Many indications suggest mounting public anger and dissatisfaction in Iran at the regime’s policies and its inability to respond to public demands.

Dr. Mohammed Al-Sulami

The US exemptions granted to some Asian and European countries to temporarily import Iranian oil or conduct trade transactions with Iran represent a safety net for the regime, enabling it to make the necessary arrangements it requires to cope with the sanctions. The regime may store the biggest part of these oil shipments in allied countries or on vessels in its fleet that may be docked in different parts of the world, or remain at sea. The regime may then sell the oil after making significant price reductions and facilitations in repaying the cost of the purchases in the medium- or long-term to maintain its partnership with some countries and to not lose its stake in the market entirely.

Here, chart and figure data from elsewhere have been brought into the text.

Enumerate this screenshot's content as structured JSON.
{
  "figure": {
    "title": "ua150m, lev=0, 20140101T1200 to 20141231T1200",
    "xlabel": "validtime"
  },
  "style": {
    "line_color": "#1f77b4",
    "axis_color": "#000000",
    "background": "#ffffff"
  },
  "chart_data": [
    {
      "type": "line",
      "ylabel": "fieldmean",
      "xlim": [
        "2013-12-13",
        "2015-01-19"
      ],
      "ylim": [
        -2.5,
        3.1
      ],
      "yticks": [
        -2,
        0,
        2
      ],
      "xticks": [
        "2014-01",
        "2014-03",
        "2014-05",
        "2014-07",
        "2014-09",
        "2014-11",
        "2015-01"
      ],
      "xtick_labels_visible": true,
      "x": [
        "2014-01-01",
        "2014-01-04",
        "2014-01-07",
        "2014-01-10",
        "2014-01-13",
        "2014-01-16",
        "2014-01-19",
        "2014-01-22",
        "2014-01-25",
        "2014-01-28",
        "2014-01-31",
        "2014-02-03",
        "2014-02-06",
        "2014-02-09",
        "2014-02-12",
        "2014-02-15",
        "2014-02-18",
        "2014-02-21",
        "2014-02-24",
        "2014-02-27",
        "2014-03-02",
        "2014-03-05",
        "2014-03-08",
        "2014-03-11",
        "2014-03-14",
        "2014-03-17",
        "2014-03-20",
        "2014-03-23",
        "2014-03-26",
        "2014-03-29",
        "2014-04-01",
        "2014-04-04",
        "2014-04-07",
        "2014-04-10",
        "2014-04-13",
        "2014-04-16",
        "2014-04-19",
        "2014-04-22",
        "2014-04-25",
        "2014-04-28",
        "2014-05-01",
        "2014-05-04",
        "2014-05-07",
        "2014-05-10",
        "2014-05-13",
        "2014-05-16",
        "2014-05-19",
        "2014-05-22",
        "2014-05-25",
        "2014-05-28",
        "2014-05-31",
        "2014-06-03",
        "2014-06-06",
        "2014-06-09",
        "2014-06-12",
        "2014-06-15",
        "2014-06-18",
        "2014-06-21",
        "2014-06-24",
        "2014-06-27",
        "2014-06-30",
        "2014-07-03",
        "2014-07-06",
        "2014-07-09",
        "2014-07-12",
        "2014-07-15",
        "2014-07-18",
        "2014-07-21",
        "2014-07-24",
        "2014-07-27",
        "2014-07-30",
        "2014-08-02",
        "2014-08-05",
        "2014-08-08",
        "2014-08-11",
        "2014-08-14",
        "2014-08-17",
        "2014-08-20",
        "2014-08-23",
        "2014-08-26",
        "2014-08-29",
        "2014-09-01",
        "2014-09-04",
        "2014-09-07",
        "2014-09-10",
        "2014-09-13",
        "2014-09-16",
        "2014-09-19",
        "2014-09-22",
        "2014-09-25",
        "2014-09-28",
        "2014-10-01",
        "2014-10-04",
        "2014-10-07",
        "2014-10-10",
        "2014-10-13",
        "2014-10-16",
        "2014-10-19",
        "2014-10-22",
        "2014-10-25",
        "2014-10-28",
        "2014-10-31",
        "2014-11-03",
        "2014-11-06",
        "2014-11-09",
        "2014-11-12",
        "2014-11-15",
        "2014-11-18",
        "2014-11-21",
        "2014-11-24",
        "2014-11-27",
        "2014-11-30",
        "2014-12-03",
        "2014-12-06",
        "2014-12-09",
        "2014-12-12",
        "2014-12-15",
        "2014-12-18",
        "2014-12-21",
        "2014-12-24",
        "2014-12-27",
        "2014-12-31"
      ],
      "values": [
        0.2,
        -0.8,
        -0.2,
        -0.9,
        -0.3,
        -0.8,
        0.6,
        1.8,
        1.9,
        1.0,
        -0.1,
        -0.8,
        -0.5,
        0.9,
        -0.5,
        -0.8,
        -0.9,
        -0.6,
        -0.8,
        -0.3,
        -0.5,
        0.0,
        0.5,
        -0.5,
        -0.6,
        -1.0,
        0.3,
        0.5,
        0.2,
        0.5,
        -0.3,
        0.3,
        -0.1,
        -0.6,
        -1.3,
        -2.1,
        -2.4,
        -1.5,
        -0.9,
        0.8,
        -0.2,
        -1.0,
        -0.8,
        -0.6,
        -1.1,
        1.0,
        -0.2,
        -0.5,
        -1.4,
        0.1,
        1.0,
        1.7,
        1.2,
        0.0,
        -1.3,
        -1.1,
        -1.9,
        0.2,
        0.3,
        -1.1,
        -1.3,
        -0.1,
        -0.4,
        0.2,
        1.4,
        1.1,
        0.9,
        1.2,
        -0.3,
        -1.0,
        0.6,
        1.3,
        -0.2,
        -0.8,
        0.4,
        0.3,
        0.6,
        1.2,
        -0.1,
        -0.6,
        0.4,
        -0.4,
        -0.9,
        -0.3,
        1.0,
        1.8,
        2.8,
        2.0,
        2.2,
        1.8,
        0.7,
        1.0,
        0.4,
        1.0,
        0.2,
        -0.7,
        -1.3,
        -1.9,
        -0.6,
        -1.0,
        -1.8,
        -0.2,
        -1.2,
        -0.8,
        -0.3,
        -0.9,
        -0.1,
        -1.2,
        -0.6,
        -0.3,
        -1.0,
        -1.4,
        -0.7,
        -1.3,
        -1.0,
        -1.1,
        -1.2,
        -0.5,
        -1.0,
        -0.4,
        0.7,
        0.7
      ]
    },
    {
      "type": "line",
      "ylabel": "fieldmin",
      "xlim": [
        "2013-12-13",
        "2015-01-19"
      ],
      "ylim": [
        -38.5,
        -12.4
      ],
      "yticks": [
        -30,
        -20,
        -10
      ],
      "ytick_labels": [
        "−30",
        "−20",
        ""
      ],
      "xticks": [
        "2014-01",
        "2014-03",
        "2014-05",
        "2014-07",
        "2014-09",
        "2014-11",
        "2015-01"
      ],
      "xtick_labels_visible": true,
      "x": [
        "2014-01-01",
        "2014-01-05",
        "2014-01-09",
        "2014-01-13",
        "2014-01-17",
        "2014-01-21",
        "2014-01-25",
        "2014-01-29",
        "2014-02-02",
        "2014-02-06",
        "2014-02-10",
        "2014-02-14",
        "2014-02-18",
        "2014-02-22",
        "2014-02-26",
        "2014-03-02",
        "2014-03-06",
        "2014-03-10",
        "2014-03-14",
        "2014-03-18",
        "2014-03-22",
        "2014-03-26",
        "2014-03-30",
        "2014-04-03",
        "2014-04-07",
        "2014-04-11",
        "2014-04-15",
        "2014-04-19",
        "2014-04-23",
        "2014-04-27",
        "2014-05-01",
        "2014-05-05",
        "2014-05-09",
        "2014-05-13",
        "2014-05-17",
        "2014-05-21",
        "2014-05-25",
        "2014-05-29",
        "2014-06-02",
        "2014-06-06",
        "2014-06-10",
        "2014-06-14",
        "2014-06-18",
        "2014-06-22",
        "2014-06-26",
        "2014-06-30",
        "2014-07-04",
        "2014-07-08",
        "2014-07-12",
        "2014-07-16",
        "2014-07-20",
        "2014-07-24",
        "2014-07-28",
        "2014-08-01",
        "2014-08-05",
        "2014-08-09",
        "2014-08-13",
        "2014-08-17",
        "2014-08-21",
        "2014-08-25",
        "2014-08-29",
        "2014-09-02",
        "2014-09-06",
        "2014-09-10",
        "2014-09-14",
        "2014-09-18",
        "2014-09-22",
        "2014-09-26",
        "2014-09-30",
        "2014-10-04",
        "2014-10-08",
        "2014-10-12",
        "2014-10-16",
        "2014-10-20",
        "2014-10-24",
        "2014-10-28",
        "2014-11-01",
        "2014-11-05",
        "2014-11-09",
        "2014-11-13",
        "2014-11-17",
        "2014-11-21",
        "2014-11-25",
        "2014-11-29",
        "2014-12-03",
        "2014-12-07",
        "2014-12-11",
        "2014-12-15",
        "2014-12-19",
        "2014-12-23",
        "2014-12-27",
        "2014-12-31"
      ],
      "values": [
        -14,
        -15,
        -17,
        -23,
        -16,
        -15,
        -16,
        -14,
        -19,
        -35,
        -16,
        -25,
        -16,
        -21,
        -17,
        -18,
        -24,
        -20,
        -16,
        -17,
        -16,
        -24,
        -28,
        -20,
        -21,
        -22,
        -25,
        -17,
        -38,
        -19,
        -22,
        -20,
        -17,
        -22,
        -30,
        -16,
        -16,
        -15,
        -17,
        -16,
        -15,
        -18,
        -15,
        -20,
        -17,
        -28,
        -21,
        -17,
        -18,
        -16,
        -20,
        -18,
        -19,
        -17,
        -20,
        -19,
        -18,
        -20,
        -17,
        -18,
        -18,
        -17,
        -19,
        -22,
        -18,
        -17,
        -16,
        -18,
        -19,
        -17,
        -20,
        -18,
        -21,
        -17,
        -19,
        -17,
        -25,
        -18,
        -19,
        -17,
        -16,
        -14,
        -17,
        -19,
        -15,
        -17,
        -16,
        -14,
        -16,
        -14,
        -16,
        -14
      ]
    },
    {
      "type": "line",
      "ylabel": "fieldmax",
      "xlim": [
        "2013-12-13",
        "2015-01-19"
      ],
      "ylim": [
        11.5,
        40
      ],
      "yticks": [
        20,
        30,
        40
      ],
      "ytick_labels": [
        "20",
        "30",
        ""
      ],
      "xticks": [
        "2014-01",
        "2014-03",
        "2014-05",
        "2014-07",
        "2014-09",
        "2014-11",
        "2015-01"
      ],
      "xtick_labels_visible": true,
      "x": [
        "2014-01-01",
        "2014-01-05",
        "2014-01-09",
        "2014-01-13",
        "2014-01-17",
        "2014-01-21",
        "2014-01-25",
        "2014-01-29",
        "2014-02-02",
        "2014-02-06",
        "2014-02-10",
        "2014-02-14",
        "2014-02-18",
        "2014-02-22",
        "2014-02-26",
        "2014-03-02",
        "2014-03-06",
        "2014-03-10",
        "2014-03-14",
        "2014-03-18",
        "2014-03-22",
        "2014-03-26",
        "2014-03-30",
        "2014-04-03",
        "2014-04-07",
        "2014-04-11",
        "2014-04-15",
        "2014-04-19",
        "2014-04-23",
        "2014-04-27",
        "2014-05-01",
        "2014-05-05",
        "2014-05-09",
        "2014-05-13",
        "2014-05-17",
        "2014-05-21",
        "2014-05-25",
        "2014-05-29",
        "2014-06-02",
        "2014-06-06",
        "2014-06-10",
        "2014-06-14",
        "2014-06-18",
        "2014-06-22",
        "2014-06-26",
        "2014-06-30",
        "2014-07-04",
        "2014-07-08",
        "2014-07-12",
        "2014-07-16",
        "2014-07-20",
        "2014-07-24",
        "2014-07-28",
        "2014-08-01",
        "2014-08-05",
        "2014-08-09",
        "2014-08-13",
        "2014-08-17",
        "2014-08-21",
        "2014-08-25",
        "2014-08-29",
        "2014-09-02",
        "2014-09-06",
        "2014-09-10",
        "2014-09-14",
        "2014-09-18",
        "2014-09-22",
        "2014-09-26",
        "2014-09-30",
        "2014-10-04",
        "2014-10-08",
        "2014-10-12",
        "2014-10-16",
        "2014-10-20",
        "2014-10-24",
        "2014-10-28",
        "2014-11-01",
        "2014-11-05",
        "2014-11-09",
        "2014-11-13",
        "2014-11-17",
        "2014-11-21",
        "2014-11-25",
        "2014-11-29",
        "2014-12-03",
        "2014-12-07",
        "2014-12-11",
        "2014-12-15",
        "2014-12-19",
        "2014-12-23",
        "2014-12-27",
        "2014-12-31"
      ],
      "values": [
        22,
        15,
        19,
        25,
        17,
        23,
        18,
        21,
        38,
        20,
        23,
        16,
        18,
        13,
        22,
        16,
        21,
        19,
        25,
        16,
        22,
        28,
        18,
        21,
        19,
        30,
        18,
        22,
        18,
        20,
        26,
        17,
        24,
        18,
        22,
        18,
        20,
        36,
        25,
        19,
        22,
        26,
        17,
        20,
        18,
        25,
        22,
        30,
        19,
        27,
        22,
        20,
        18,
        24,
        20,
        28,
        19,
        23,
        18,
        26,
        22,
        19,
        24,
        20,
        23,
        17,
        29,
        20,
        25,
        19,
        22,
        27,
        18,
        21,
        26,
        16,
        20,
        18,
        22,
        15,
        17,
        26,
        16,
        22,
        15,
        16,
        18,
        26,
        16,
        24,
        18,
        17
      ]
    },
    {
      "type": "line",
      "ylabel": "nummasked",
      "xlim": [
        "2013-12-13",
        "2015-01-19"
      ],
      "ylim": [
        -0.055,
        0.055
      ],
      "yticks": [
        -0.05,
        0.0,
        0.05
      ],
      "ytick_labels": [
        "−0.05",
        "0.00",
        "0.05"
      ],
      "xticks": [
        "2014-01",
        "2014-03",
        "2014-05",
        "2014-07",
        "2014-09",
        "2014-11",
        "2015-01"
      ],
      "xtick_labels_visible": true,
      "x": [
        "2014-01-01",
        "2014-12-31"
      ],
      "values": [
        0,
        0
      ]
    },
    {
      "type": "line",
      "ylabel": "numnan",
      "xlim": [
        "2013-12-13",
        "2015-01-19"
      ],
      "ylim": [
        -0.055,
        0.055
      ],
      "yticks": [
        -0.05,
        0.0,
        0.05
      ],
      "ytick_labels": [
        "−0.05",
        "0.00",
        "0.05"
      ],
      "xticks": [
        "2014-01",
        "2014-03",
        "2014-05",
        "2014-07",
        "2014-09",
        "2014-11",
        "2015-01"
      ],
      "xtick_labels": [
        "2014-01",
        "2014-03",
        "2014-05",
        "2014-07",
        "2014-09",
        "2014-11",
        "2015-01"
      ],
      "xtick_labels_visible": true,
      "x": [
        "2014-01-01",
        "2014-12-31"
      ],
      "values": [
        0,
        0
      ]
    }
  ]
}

Many indications suggest mounting public anger and dissatisfaction in Iran at the regime’s policies and its inability to respond to public demands, in particular to rising inflation and unemployment, as well as its failure to release withheld wages at many semi-governmental institutions.
To date, efforts to create alternative financial channels for dealing with Iran have comprehensively failed. The EU has proposed a “Special Purpose Vehicle” to maintain trade with Iran under European law, with non-EU partners able to join this mechanism. Transactions between Iran and concerned parties would be concluded by dealing in currencies other than the dollar or conducted beyond the regular financial system. However, this option still faces technical problems and may take a long time to be implemented.
The overall impact of US sanctions on Iran will depend upon Washington’s seriousness, and on its ability to woo Iran’s neighboring countries, as it will have to offer alternatives to Iranian oil importers at competitive prices. The US will also have to open communication lines with those countries hesitant to withdraw from Iran’s market or others wishing to enter it by offering investment packages in other developed markets.
The Iranian government, meanwhile, has so far not announced what economic measures it will take in light of the sanctions, only commenting via various affiliated sources that the US will not be able to impose a blanket ban on Iranian oil exports and insisting that the global market cannot do without Iranian oil.
Iran’s leadership has claimed that, with support from its allies, it will pursue measures that will allow it to survive the embargo. In the meantime, it has begun to implement some policies that aim to enable the country to bear the sanctions. This is important so that it is not forced to renegotiate the nuclear agreement in accordance with America’s new strategy and principles.